Gepflügt wird erst dann, wenn alle Frühjahrsblüher Samen gebildet und sich vermehrt haben. Zusätzlich schützt die Gutsbesitzerin die Kolonien Mehrjähriger, wie beispielsweise den Wilden Thymian, der in Bodennähe wächst und eine riesige Kolonie gebildet hat. Berührt man seine Ästchen mit der Schuhspitze, verströmen sie den bekannten Thymianduft. „Ein Gut nachhaltig zu bewirtschaften, erfordert viel persönlichen Einsatz und ständig neue Investitionen", sagt Puig.

Öko-Imkerei

Ebenso kostspielig ist die biologische Bienenhaltung. Dazu Martí Mascaró: „Alles in der Bio-Imkerei ist teurer als in der konventionellen." So dürfen Bienenstöcke nur mit ökologischen Anstrichen geschützt werden. Auch das Wachs in den Rahmen müsse aus ökologischem Anbau stammen. Mascaró bezieht diese zertifiziert im Spezialhandel.

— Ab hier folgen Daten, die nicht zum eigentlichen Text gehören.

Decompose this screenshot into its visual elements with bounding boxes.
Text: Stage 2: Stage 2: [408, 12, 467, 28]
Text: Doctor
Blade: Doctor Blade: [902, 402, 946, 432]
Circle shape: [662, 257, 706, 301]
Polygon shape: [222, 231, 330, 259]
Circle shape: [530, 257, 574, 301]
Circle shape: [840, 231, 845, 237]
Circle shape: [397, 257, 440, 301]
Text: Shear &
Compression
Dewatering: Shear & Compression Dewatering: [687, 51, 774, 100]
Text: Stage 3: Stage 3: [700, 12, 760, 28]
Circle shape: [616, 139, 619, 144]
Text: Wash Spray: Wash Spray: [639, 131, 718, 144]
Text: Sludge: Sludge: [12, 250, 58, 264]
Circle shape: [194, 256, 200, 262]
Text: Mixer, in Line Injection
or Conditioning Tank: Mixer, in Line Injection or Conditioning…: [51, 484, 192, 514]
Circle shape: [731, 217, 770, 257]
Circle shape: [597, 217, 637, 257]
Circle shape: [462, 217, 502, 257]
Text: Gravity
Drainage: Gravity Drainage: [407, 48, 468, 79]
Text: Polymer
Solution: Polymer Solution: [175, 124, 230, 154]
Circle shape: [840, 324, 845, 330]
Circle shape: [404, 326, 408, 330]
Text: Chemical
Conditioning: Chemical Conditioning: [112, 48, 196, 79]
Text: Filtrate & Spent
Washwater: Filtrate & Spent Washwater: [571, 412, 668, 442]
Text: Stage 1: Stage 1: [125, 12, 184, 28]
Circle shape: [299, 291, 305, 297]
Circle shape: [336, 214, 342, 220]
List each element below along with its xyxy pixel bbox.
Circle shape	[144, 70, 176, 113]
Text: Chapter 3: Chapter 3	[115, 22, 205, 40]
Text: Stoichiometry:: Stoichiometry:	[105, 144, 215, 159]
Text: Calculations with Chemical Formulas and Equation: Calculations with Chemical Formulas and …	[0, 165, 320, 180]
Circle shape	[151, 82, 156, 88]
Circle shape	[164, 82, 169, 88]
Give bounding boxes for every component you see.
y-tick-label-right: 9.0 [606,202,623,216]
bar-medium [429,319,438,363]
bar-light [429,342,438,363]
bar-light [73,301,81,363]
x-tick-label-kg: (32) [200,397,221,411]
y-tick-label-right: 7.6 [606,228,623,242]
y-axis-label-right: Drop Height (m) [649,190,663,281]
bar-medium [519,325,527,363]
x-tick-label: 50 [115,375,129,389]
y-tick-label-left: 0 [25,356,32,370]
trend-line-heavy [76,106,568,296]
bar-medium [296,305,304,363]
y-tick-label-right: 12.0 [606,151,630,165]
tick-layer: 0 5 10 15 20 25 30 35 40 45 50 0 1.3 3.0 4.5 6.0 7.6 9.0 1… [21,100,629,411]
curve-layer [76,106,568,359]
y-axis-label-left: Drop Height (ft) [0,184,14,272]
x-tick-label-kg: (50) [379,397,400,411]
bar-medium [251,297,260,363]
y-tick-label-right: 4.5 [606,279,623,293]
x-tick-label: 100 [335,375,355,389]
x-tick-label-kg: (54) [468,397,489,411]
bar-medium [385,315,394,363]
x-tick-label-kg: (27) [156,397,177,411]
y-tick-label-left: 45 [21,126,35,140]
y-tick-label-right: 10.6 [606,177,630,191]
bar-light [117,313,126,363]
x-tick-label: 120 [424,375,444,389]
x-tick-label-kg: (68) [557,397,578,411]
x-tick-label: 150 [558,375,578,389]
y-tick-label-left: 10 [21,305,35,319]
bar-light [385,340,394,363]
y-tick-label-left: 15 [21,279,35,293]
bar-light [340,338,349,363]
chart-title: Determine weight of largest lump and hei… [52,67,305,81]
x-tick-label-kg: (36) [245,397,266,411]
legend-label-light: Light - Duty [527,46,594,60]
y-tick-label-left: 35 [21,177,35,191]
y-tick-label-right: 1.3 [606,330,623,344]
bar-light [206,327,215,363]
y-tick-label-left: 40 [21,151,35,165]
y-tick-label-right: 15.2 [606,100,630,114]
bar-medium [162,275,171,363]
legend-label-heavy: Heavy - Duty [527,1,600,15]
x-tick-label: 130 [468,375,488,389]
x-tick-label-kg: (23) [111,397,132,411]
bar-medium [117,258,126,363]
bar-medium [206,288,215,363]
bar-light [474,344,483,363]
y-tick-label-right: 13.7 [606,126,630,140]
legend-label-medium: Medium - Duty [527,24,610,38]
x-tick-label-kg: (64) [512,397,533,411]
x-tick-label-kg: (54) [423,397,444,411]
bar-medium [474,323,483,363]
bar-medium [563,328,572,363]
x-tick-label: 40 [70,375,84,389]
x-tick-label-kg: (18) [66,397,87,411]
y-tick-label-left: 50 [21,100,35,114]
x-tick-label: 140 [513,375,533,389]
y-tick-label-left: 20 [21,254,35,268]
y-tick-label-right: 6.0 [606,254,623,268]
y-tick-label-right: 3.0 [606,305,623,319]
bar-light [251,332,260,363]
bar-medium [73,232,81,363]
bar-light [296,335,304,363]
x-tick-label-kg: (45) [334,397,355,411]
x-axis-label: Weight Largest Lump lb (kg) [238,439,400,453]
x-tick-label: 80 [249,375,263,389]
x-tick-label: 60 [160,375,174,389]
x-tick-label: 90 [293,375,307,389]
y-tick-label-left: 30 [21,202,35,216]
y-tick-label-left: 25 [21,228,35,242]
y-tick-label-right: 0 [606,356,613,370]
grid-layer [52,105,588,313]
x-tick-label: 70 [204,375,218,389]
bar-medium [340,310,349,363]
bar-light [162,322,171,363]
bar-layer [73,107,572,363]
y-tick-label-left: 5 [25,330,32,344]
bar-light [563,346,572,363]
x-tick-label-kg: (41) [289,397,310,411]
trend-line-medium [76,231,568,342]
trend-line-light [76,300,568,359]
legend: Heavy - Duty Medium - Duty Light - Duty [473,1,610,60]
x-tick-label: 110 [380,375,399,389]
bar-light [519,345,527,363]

Weil die Ansteckungsgefahr in vorgefertigen Wachswaben groß ist, überlassen manche Bio-Imker den Bienen Rahmen mit nur wenigen vorgefertigten Wabenreihen, die Baubienen übernehmen dann den Rest. Doch das dauere sehr lange und koste die Bestäuber viel Energie, so Mascaró. Für ein Kilogramm Wachs verbrauchten die Baubienen sechs Kilogramm Honig als Nahrung. Auch die Medikamente, mit denen man die Bienen gegen die Varroa-Milbe impfe, wären nicht preiswert. Und schließlich müsse auch die Sonderbehandlung beim Schleudern und Einfüllen des Honigs ­bezahlt werden.

Die Honigsorten

Im Puigs Frühlingshonig, der mit dem Logo mel equilibri etikettiert ist, vereinen sich die Aromen vieler Blühpflanzen zu einem würzig fruchtigem Geschmack. Gemeinsam mit den Imkern konnte Puig diesen Sommer 140 Kilogramm gewinnen.

Eine weitere Honigsorte von ihrer Finca bezeichnet die Mallorquinerin als einmalige Delikatesse vom Johannisbrotbaum. Das liegt an den melaza genannten süßen Tropfen, die sich im Sommer an den Schotenspitzen bilden. Damit ernähren sich die Bienen während der sonst eher blütenarmen Hitze. Sie ver­arbeiten die Flüssigkeit zu einem gesunden ­Superfood. Durch die enorm große Zahl von algarrobos auf der Plantage kamen kürzlich 24 Kilogramm dieses seltenen Honigs zusammen, der leicht herb und zartbitter schmeckt.

Auf die Ernte des Honigs von den Blüten des Johannisbrotbaums wartet Pilar Puig noch. Wie viele Gläser Honig die Bienenstöcke dafür liefern, könne sie erst Ende November sagen. Alle Honigsorten von Es Cabàs Nou ­können per E-Mail bestellt werden (E-Mail: contacto@projecteequilibri.org). Bei Nachbestellung und Rückgabe des Pfandglases werden dem Käufer zwei Euro gutgeschrieben.

Bei Martí Mascaró sind einige Honigsorten bereits ausverkauft. Noch zu haben ist der Frühjahrshonig, der bei beim Landgut Galatzó geerntet worden ist. Gesammelt haben ihn die Bienen bei den Blüten der Myrte, des Kreuzdorns, des Affodills und von vielen anderen Blühpflanzen. Diese haben der Süße des dunklen Honigs eine leicht scharfe Note gegeben. Die Kristallisation bei niedrigen Temperaturen geht bei dieser Sorte langsam voran. Auch von den Anwesen Monnàber Vell, Ses Cabanasses und Son Real sind noch Öko-Honigsorten lieferbar.

Martí Mascaró hat seine diesjährige Ernte abgeschlossen. „Erfahrungsgemäß liefern die Bienen im Herbst wenig Honig", meint er. Weil in diesem Jahr der Verkauf seiner Gläser ohnehin schleppend war, wird er die miel in den Rahmen den Bienen überlassen. Denn dann hätten wenigstens seine Bienenvölker 2020 ein gutes Jahr gehabt.